RESEARCH: INFLUENZA
FOLDING PROJECT #12417 PROFILE

Miniproteins are small proteins being developed as new drugs. This project uses computer simulations to understand how miniproteins bind to a virus protein called hemagglutinin. By studying how changes in the miniprotein affect its binding, researchers hope to design better miniprotein drugs against viruses like influenza.

Designed miniproteins are a class of biomolecules with intermediate sizes—larger than small-molecule drugs, but smaller than monoclonal antibodies.

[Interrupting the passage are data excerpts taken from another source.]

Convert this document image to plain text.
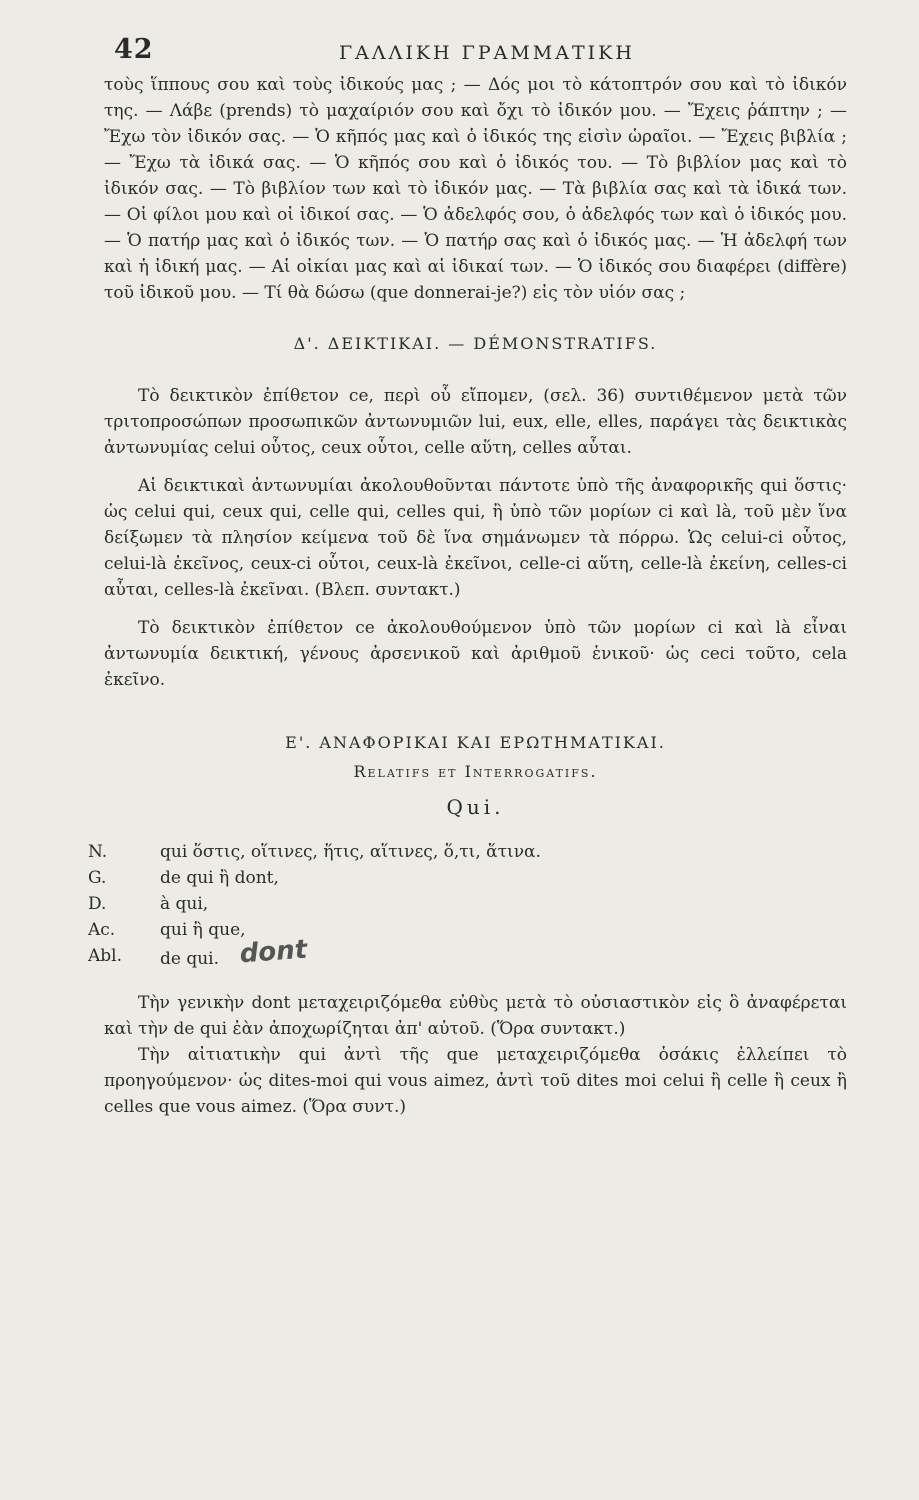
42	ΓΑΛΛΙΚΗ ΓΡΑΜΜΑΤΙΚΗ

τοὺς ἵππους σου καὶ τοὺς ἰδικούς μας ; — Δός μοι τὸ κάτοπτρόν σου καὶ τὸ ἰδικόν της. — Λάβε (prends) τὸ μαχαίριόν σου καὶ ὄχι τὸ ἰδικόν μου. — Ἔχεις ῥάπτην ; — Ἔχω τὸν ἰδικόν σας. — Ὁ κῆπός μας καὶ ὁ ἰδικός της εἰσὶν ὡραῖοι. — Ἔχεις βιβλία ; — Ἔχω τὰ ἰδικά σας. — Ὁ κῆπός σου καὶ ὁ ἰδικός του. — Τὸ βιβλίον μας καὶ τὸ ἰδικόν σας. — Τὸ βιβλίον των καὶ τὸ ἰδικόν μας. — Τὰ βιβλία σας καὶ τὰ ἰδικά των. — Οἱ φίλοι μου καὶ οἱ ἰδικοί σας. — Ὁ ἀδελφός σου, ὁ ἀδελφός των καὶ ὁ ἰδικός μου. — Ὁ πατήρ μας καὶ ὁ ἰδικός των. — Ὁ πατήρ σας καὶ ὁ ἰδικός μας. — Ἡ ἀδελφή των καὶ ἡ ἰδική μας. — Αἱ οἰκίαι μας καὶ αἱ ἰδικαί των. — Ὁ ἰδικός σου διαφέρει (diffère) τοῦ ἰδικοῦ μου. — Τί θὰ δώσω (que donnerai-je?) εἰς τὸν υἱόν σας ;

Δ'. ΔΕΙΚΤΙΚΑΙ. — DÉMONSTRATIFS.

Τὸ δεικτικὸν ἐπίθετον ce, περὶ οὗ εἴπομεν, (σελ. 36) συντιθέμενον μετὰ τῶν τριτοπροσώπων προσωπικῶν ἀντωνυμιῶν lui, eux, elle, elles, παράγει τὰς δεικτικὰς ἀντωνυμίας celui οὗτος, ceux οὗτοι, celle αὕτη, celles αὗται.

Αἱ δεικτικαὶ ἀντωνυμίαι ἀκολουθοῦνται πάντοτε ὑπὸ τῆς ἀναφορικῆς qui ὅστις· ὡς celui qui, ceux qui, celle qui, celles qui, ἢ ὑπὸ τῶν μορίων ci καὶ là, τοῦ μὲν ἵνα δείξωμεν τὰ πλησίον κείμενα τοῦ δὲ ἵνα σημάνωμεν τὰ πόρρω. Ὡς celui-ci οὗτος, celui-là ἐκεῖνος, ceux-ci οὗτοι, ceux-là ἐκεῖνοι, celle-ci αὕτη, celle-là ἐκείνη, celles-ci αὗται, celles-là ἐκεῖναι. (Βλεπ. συντακτ.)

Τὸ δεικτικὸν ἐπίθετον ce ἀκολουθούμενον ὑπὸ τῶν μορίων ci καὶ là εἶναι ἀντωνυμία δεικτική, γένους ἀρσενικοῦ καὶ ἀριθμοῦ ἑνικοῦ· ὡς ceci τοῦτο, cela ἐκεῖνο.

Ε'. ΑΝΑΦΟΡΙΚΑΙ ΚΑΙ ΕΡΩΤΗΜΑΤΙΚΑΙ.
Relatifs et Interrogatifs.
Qui.
N.	qui ὅστις, οἵτινες, ἥτις, αἵτινες, ὅ,τι, ἅτινα.
G.	de qui ἢ dont,
D.	à qui,
Ac.	qui ἢ que,
Abl.	de qui. dont

Τὴν γενικὴν dont μεταχειριζόμεθα εὐθὺς μετὰ τὸ οὐσιαστικὸν εἰς ὃ ἀναφέρεται καὶ τὴν de qui ἐὰν ἀποχωρίζηται ἀπ' αὐτοῦ. (Ὅρα συντακτ.)

Τὴν αἰτιατικὴν qui ἀντὶ τῆς que μεταχειριζόμεθα ὁσάκις ἐλλείπει τὸ προηγούμενον· ὡς dites-moi qui vous aimez, ἀντὶ τοῦ dites moi celui ἢ celle ἢ ceux ἢ celles que vous aimez. (Ὅρα συντ.)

Miniproteins can be computationally designed to tightly bind protein targets for use as potential therapeutics, a promising new avenue for treating infectious disease. Hemagglutinin is a viral fusion protein that allows H1 influenza A (HA) to bind sialic acid on cell surfaces, as well as being involved in the post-endocytosis mechanism of cellular infection.

The Baker lab at University of Washington has developed de novo designed miniproteins that bind hemagglutinin, and improved their binding through affinity maturation (Chevalier et al.

2017).

Many of the mutations seen in affinity-matured sequences are not found in the binding interface, and it remains an open question how these changes lead to higher affinity.

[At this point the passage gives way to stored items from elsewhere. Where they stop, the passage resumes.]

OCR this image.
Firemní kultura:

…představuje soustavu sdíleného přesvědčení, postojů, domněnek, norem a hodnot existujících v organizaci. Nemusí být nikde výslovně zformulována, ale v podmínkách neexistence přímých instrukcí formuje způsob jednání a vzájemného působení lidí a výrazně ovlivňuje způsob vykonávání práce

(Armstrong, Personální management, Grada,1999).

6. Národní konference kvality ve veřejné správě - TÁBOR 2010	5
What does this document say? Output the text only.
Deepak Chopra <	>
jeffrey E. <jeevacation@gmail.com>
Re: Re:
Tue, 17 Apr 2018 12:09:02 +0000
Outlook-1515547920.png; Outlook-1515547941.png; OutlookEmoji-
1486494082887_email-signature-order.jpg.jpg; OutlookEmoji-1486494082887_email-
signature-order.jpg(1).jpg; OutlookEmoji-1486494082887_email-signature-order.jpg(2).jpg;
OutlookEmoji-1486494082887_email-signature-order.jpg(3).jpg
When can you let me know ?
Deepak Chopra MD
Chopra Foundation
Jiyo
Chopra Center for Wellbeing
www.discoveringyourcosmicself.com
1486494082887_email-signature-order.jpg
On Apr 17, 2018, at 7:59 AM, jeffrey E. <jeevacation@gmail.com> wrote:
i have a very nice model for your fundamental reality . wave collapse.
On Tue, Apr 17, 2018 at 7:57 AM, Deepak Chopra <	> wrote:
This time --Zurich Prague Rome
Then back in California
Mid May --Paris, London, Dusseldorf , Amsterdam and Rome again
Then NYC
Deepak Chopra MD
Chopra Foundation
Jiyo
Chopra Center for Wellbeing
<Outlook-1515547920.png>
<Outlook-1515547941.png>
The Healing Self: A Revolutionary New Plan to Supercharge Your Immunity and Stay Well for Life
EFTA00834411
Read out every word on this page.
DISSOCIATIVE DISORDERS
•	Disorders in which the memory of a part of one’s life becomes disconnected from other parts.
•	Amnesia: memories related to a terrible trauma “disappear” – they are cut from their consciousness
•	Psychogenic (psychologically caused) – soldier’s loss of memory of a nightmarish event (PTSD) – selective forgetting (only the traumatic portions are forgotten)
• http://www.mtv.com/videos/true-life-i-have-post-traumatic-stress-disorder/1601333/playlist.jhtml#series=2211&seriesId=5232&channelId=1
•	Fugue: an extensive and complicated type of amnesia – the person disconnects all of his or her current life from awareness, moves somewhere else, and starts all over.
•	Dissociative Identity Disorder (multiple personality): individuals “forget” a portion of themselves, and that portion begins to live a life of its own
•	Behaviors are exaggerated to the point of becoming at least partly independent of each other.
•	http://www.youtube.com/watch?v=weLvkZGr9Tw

Furthermore, many of the computational predictions of how single-point mutations affect binding deviate significantly from the experimentally determined values. Could all-atom molecular simulation approaches achieve more accurate predictions? In this set of simulations, we aim to use massively parallel expanded ensemble simulations to predict mutational effects on affinities to hemagglutinin.

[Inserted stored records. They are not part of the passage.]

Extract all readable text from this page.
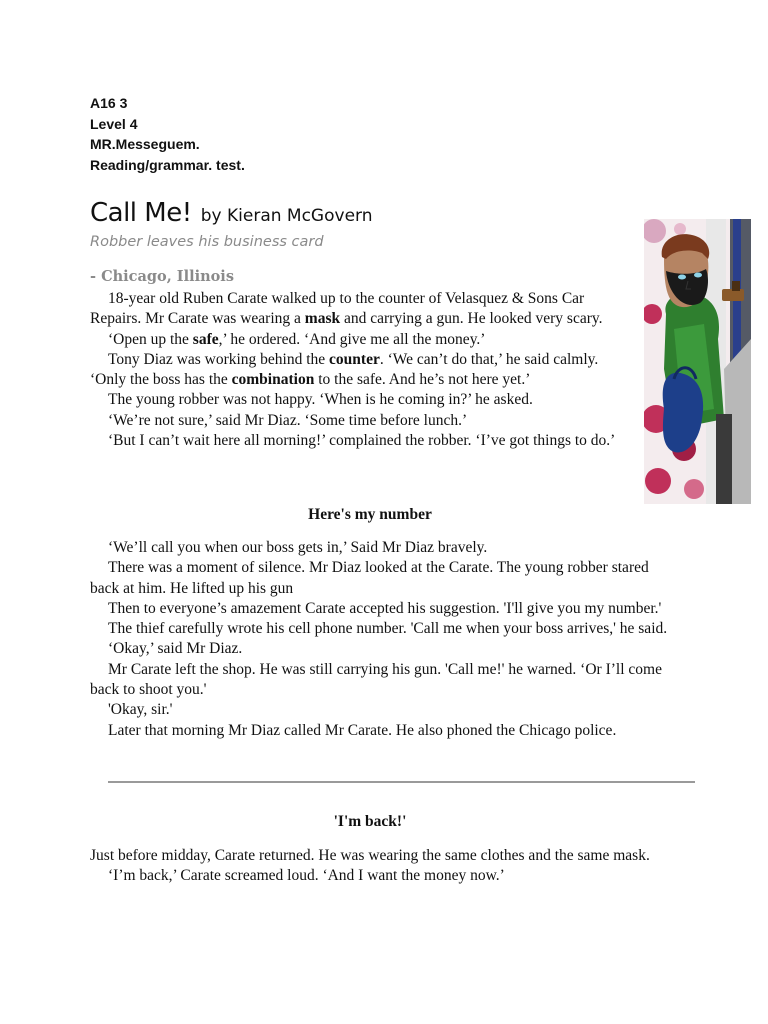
A16 3
Level 4
MR.Messeguem.
Reading/grammar. test.
Call Me! by Kieran McGovern
Robber leaves his business card
- Chicago, Illinois

18-year old Ruben Carate walked up to the counter of Velasquez & Sons Car Repairs. Mr Carate was wearing a mask and carrying a gun. He looked very scary.

‘Open up the safe,’ he ordered. ‘And give me all the money.’

Tony Diaz was working behind the counter. ‘We can’t do that,’ he said calmly. ‘Only the boss has the combination to the safe. And he’s not here yet.’

The young robber was not happy. ‘When is he coming in?’ he asked.

‘We’re not sure,’ said Mr Diaz. ‘Some time before lunch.’

‘But I can’t wait here all morning!’ complained the robber. ‘I’ve got things to do.’

Here's my number

‘We’ll call you when our boss gets in,’ Said Mr Diaz bravely.

There was a moment of silence. Mr Diaz looked at the Carate. The young robber stared back at him. He lifted up his gun

Then to everyone’s amazement Carate accepted his suggestion. 'I'll give you my number.'

The thief carefully wrote his cell phone number. 'Call me when your boss arrives,' he said.

‘Okay,’ said Mr Diaz.

Mr Carate left the shop. He was still carrying his gun. 'Call me!' he warned. ‘Or I’ll come back to shoot you.'

'Okay, sir.'

Later that morning Mr Diaz called Mr Carate. He also phoned the Chicago police.

'I'm back!'

Just before midday, Carate returned. He was wearing the same clothes and the same mask.

‘I’m back,’ Carate screamed loud. ‘And I want the money now.’
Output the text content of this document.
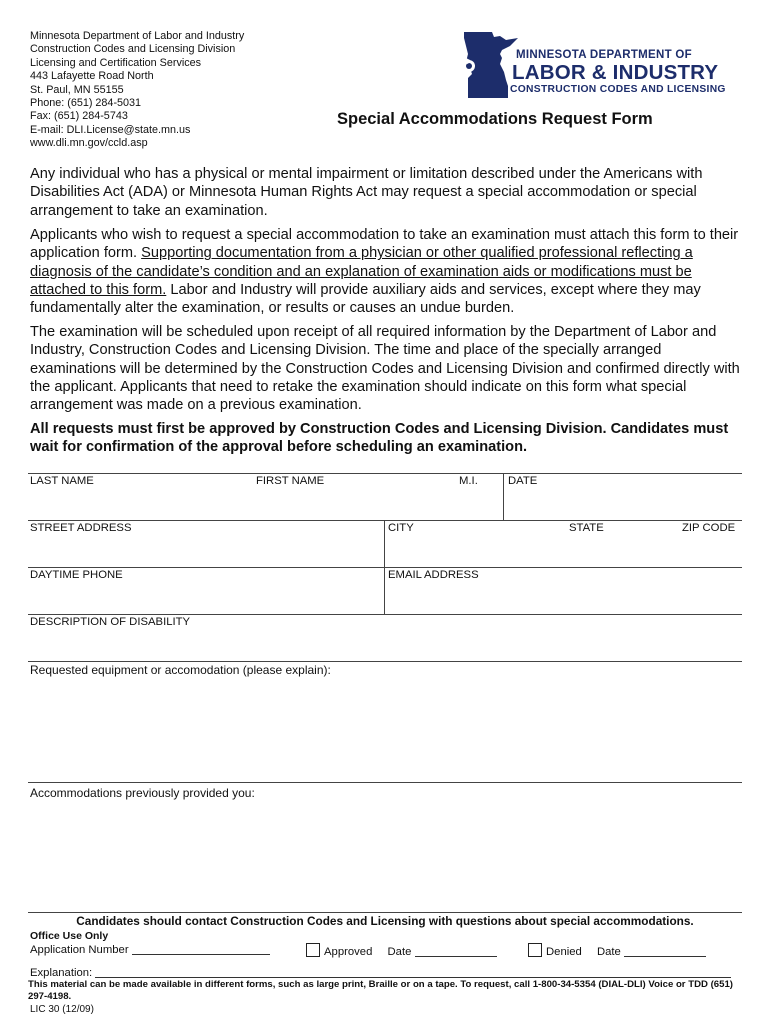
Minnesota Department of Labor and Industry
Construction Codes and Licensing Division
Licensing and Certification Services
443 Lafayette Road North
St. Paul, MN 55155
Phone: (651) 284-5031
Fax: (651) 284-5743
E-mail: DLI.License@state.mn.us
www.dli.mn.gov/ccld.asp
MINNESOTA DEPARTMENT OF
LABOR & INDUSTRY
CONSTRUCTION CODES AND LICENSING
Special Accommodations Request Form
Any individual who has a physical or mental impairment or limitation described under the Americans with Disabilities Act (ADA) or Minnesota Human Rights Act may request a special accommodation or special arrangement to take an examination.
Applicants who wish to request a special accommodation to take an examination must attach this form to their application form. Supporting documentation from a physician or other qualified professional reflecting a diagnosis of the candidate’s condition and an explanation of examination aids or modifications must be attached to this form. Labor and Industry will provide auxiliary aids and services, except where they may fundamentally alter the examination, or results or causes an undue burden.
The examination will be scheduled upon receipt of all required information by the Department of Labor and Industry, Construction Codes and Licensing Division. The time and place of the specially arranged examinations will be determined by the Construction Codes and Licensing Division and confirmed directly with the applicant. Applicants that need to retake the examination should indicate on this form what special arrangement was made on a previous examination.
All requests must first be approved by Construction Codes and Licensing Division. Candidates must wait for confirmation of the approval before scheduling an examination.
LAST NAME	FIRST NAME	M.I.	DATE
STREET ADDRESS	CITY	STATE	ZIP CODE
DAYTIME PHONE	EMAIL ADDRESS
DESCRIPTION OF DISABILITY
Requested equipment or accomodation (please explain):
Accommodations previously provided you:
Candidates should contact Construction Codes and Licensing with questions about special accommodations.
Office Use Only
Application Number	Approved Date	Denied Date
Explanation:
This material can be made available in different forms, such as large print, Braille or on a tape. To request, call 1-800-34-5354 (DIAL-DLI) Voice or TDD (651) 297-4198.
LIC 30 (12/09)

By pairing these simulations with other simulations aimed at modeling the binding reactions of these miniproteins to hemagglutinin, we aim to have a relatively complete picture of a miniprotein-target binding reaction and how mutations affect it.

These studies are a large-scale investigation on how miniprotein binding reactions work in atomic detail, towards a better understanding of computational design and modulation of miniprotein therapeutics.

Miniproteins

Small proteins designed to target specific biological molecules.

Miniproteins are engineered proteins that are smaller than traditional antibodies but larger than small-molecule drugs. They have potential as therapeutics because they can bind tightly to specific targets in the body, like viruses or disease-causing proteins.

Hemagglutinin

A viral protein that allows influenza A virus to attach to and infect host cells.

Hemagglutinin is a key protein on the surface of influenza viruses. It helps the virus bind to sialic acid receptors on human cells, enabling it to enter and infect them. This makes it a prime target for antiviral drugs.

Affinity Maturation

A process of improving the binding affinity of an antibody or protein to its target.

Affinity maturation is a technique used to enhance the effectiveness of antibodies. It involves introducing mutations into the antibody gene and selecting for variants that bind more strongly to their intended target.

Molecular Simulation

A computer-based method for simulating the behavior of molecules.

Molecular simulations use mathematical models to recreate the interactions between atoms and molecules. They are valuable tools for studying protein folding, drug design, and other biological processes.